The SAIS board is happy to award Mattias Tiger the 2015 SAIS Master Thesis Award for the thesis ”Unsupervised Spatio-Temporal Activity Learning and Recognition in a Stream Processing Framework” with the following motivation:
“The award goes to Mattias Tiger for a thesis, which presents extensive work that required substantial theoretical understanding, and which has resulted in a method with high potential for becoming used. Tiger has developed a novel trajectory clustering approach for unsupervised on-line learning of spatio-temporal activities of individual objects that can be used for both classifying ongoing activities and predict future activities.

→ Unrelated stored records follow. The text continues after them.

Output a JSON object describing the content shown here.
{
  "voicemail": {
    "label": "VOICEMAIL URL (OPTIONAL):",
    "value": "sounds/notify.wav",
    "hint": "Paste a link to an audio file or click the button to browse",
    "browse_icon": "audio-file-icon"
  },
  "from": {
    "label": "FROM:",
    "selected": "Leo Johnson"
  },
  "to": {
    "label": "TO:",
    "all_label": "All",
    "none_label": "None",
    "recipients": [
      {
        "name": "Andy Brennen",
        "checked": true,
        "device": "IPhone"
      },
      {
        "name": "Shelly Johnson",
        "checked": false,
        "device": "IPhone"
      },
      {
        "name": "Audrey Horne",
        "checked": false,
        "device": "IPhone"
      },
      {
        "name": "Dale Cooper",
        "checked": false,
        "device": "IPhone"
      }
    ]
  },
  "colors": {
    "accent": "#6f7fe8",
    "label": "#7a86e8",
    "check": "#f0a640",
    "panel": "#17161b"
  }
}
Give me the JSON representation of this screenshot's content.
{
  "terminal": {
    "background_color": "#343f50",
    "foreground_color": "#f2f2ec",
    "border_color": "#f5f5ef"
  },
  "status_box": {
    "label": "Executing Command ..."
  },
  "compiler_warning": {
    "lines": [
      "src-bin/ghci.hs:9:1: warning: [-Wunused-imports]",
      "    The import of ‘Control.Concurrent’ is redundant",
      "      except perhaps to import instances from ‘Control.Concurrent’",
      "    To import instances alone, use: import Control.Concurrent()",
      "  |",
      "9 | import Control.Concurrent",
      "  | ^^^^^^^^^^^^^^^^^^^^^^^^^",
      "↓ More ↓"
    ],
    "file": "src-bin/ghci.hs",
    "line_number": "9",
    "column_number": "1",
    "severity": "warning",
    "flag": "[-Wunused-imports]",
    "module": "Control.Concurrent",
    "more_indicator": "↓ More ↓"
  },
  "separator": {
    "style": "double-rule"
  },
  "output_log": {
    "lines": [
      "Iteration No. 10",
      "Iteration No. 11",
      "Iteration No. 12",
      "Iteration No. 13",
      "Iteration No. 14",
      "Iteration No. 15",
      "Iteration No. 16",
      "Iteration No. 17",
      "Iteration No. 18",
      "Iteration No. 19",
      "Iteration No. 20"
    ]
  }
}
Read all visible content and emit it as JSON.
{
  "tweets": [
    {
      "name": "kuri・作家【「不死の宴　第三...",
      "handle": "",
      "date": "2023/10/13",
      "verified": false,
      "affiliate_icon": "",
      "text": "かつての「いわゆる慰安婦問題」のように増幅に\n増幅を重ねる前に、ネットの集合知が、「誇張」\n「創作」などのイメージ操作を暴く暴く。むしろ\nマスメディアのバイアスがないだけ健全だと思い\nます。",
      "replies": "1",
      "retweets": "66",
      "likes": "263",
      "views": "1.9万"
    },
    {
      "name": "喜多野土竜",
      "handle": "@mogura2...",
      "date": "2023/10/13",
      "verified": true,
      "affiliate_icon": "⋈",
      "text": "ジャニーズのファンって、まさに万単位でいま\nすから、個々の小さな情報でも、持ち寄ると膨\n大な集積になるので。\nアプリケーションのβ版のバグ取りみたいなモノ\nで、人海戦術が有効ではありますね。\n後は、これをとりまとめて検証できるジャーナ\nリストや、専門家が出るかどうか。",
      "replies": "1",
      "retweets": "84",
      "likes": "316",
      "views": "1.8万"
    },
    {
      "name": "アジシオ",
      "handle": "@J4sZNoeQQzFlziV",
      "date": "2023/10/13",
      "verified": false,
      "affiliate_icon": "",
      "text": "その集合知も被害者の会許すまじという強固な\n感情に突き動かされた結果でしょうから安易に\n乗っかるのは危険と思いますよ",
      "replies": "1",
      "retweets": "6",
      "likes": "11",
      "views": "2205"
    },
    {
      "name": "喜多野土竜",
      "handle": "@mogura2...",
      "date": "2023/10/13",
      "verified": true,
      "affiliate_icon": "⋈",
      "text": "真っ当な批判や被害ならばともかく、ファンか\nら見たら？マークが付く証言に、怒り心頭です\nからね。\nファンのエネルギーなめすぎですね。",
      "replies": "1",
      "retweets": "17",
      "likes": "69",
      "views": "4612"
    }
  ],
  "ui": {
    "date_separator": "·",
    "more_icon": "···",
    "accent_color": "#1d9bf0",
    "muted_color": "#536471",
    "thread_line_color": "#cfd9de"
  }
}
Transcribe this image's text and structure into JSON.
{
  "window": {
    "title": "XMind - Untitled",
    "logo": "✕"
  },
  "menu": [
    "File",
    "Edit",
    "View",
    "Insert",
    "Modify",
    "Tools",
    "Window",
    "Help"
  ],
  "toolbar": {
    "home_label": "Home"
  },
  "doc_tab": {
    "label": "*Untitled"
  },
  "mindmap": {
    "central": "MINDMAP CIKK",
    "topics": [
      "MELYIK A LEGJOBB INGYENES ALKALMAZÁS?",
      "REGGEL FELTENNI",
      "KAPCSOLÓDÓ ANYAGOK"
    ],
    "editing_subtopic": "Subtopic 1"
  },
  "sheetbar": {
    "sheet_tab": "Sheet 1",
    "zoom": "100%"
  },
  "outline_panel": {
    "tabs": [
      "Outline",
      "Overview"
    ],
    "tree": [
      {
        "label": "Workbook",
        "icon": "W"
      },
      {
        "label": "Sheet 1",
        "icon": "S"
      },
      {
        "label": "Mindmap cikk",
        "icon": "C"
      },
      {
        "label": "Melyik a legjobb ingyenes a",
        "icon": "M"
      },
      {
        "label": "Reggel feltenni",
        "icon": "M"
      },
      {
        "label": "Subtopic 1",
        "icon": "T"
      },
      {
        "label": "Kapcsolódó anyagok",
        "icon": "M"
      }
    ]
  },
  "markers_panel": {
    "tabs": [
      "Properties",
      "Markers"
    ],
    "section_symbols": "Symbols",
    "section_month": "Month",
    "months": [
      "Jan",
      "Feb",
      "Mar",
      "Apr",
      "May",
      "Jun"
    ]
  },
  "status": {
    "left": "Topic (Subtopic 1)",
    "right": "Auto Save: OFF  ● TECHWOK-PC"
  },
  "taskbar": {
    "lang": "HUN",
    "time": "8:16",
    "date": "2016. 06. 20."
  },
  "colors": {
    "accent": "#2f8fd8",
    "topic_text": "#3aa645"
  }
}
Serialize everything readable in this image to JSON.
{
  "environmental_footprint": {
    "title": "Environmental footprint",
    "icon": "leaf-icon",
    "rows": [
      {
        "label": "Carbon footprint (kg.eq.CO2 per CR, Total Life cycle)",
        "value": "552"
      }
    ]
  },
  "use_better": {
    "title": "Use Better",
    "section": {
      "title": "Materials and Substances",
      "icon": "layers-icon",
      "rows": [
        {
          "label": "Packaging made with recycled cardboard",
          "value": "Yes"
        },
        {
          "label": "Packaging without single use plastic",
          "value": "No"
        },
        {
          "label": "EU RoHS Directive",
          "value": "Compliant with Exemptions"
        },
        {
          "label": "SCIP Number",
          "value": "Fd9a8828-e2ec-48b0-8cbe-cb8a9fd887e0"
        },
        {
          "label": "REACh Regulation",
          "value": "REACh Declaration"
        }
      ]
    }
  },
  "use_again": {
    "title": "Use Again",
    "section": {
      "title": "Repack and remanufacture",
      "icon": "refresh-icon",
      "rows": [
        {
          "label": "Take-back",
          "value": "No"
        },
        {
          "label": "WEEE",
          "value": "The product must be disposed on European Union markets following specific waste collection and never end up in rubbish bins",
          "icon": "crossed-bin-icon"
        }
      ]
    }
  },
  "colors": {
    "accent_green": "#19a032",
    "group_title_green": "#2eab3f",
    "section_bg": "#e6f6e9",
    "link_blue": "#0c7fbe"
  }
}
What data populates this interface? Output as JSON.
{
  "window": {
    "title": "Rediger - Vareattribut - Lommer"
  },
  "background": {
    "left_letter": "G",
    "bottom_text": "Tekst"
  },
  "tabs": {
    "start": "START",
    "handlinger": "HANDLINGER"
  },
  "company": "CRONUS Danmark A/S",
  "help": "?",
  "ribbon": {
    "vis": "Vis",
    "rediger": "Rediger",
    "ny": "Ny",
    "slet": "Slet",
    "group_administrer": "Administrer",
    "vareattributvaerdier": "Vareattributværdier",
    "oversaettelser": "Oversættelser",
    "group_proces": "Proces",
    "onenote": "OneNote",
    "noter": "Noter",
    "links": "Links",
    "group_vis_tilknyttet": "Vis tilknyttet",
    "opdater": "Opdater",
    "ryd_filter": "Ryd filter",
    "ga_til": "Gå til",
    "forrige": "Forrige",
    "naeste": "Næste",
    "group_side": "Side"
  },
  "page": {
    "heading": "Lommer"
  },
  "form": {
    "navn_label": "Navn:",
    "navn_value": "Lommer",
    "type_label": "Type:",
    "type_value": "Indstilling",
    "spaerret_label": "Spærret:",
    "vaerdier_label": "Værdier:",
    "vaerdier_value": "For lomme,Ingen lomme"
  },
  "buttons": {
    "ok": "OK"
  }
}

The representation learned includes both a continuous part representing the continuous trajectory of an object and a discrete part representing the transitions between primitive activities. The foundation for the work is a new approach to sparse Gaussian Processes suitable for representing trajectories. The problem is highly relevant for the AI field, not only for activity classification, but also for more generic non-parametric modelling of time series for several different applications. The work has so far resulted in two publications and in receiving a PhD student grant from the national graduate school in computer science (CUGS). The solution has scientific height, is well motivated and clearly described. The report is clear and pedagogical written.”
The project was supervised by Daniel de Leng and Fredrik Heintz, both at Linköping University.